We will use the same spring web application that we built in the previous article Error handling in Spring web using RFC-9457 specification to demonstrate the tips. Our application contains only 2 endpoints:
- GET /users/:id : to get a user by id
- POST /users: to create a new user
@RestController
@RequestMapping("/api/users")
@RequiredArgsConstructor
public class UserController {
private final UserService userService;
@GetMapping("{id}")
public User getUser(@PathVariable Long id){
return userService.getUserById(id)
.orElseThrow(() -> new UserNotFoundException(id, "/api/users"));
}
@PostMapping
public User createUser(@Valid @RequestBody User user) {
return userService.createUser(user);
}
}
Not too much right? but as you will see the size of the simplest docker image (without applying some optimization) can be quite large.
The source code for this article can be found on github
Why should we care about the image size ?

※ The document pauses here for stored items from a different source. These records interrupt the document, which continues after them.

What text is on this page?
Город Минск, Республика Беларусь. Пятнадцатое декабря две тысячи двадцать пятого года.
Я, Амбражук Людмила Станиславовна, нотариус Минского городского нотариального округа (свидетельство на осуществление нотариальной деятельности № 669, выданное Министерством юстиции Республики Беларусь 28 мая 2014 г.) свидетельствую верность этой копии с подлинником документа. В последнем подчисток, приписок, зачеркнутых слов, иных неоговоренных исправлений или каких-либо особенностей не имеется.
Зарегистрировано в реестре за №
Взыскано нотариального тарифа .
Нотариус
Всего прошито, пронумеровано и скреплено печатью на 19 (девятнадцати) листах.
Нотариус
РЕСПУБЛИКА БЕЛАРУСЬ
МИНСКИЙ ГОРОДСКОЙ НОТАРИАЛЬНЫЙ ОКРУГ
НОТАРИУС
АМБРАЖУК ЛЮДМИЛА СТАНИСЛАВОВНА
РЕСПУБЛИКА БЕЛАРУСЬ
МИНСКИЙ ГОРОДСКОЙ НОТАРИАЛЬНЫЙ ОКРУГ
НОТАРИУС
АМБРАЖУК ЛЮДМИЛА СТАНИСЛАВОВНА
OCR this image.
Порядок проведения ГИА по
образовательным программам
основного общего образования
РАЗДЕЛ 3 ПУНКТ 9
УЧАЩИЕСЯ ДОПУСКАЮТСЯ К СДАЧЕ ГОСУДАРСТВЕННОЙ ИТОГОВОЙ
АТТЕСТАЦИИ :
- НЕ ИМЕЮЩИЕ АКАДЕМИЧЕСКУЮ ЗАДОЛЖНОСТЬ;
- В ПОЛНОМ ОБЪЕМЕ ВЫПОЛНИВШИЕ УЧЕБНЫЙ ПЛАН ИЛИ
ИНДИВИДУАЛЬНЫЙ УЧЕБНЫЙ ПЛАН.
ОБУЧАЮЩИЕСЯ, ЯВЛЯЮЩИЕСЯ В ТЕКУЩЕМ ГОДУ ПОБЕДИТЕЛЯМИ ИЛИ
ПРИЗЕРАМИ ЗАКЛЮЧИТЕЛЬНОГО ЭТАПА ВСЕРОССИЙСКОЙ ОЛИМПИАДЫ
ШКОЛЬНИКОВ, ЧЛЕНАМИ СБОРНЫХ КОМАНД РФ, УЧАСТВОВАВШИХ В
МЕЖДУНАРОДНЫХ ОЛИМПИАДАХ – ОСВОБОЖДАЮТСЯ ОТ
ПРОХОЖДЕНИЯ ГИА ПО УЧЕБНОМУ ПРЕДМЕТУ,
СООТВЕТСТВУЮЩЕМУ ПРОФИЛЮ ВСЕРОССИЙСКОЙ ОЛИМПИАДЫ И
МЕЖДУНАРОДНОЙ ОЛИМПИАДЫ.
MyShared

The image size can have a significant impact on your performance either as a developer or as an organization. Esepcially when you are working in large projects with multiple services, the size of the images can be quite large, and this could cost you a lot of money and time.
Some of the reasons why you should avoid large images are:
- Disk space: You are wasting disk space in your docker registry and in your production servers.
- Slower builds: The larger the image, the longer it takes to build and push the image.
- Security: The larger the image, the larger dependencies you have and the more attack surface you have.
- Bandwidth: The larger the image, the more Bandwidth consumption you have when pulling and pushing the image from and to the registry.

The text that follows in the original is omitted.